Será que eu posso usar gravata? No início da década de noventa eu era um muçulmano de 17 anos de idade em Londres, e questões como essa dominavam a minha vida cotidiana. Nascido e criado em Londres, eu sou britânico. Os meus pais vieram da Índia, e eu tinha um tipo físico diferente do inglês típico, com a pele parda e os cabelos pretos. Na mesma época, milhares de europeus louros de olhos azuis estavam sendo mortos na Bósnia por serem muçulmanos.

Durante aquela crise de identidade de adolescente, um amigo mais velho que eu conheci em uma mesquita me deu uma revista que trazia a fotografia de um imame egípcio da década de 40 usando gravata e paletó, embora ele usasse também um chapéu otomano “fez” tradicional. Todos os imames que eu conhecia nas mesquitas de Londres usavam largos robes árabes. Na televisão, representantes da “República Islâmica do Irã” recusavam-se a usar gravatas. Os reis sauditas jamais usavam roupas ocidentais.

Vendo aquela fotografia de um professor gentil e sorridente, eu não saberia o quanto ele influenciaria tantos de nós. Mesmo hoje em dia, pouca gente fora do mundo árabe o conhece. E, no entanto, é possível que Hassan al-Banna seja o árabe mais influente do século passado. Eu comecei a ler os escritos dele. Banna criticou as influências britânicas e europeias na vida árabe no Egito. Ele procurou fazer com que os muçulmanos retornassem a uma modalidade puritana do islamismo, livre das influências do secularismo. A própria vida dele foi um exemplo de resistência, de rebelião e de ativismo. O legado dele foi a Irmandade Islâmica, a precursora de praticamente todos os movimentos islamitas atuais no Oriente Médio. Esta é a força política mais duradoura e efetiva do mundo árabe.

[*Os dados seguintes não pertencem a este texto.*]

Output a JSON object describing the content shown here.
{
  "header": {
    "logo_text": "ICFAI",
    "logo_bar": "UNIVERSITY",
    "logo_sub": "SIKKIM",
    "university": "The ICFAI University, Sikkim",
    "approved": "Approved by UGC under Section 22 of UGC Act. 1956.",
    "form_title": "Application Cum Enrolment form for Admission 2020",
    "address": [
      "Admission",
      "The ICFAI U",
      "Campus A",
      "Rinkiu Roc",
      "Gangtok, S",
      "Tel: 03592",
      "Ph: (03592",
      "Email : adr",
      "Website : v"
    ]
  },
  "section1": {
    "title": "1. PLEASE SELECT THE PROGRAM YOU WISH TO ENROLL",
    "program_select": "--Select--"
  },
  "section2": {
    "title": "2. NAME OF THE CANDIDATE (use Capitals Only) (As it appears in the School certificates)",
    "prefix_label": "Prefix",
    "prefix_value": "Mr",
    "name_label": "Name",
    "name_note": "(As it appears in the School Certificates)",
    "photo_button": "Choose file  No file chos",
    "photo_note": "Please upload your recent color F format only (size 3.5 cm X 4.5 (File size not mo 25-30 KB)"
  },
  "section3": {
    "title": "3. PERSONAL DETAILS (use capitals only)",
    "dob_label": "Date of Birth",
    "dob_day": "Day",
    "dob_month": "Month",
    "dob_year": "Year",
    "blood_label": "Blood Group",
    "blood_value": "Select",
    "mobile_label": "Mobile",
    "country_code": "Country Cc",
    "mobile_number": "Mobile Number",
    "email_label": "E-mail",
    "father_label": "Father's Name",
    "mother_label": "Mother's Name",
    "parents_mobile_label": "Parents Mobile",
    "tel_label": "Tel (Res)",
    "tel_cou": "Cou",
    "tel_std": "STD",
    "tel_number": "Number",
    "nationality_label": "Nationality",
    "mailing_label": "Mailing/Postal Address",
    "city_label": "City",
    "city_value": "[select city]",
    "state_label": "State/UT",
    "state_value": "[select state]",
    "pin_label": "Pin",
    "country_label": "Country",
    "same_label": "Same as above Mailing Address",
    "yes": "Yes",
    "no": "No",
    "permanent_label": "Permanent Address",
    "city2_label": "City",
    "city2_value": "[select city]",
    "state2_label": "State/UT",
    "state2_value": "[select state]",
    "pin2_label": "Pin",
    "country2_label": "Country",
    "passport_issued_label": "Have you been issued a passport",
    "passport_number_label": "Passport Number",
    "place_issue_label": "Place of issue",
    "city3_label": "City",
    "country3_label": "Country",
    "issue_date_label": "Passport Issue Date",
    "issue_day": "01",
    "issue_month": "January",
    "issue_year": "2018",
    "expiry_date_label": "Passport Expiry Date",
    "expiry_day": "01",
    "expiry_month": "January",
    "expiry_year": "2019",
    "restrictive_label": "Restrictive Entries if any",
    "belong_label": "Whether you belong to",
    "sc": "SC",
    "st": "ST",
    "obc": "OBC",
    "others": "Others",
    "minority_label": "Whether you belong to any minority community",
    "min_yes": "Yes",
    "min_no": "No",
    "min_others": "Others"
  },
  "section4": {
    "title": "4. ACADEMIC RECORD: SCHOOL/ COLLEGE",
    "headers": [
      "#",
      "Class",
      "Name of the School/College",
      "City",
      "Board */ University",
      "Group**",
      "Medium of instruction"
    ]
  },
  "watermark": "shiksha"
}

Durante cinco anos, eu fui um islamista fervoroso, ascendendo na hierarquia de organizações cada vez mais radicais. Todas as modalidades desse movimento são derivadas dos ensinamentos de Banna. Ele lutou contra os britânicos na Palestina, treinou uma organização paramilitar, e seguidores dele assassinaram o primeiro-ministro do Egito em 1948. Em resposta, o Estado egípcio assassinou Banna alguns meses depois.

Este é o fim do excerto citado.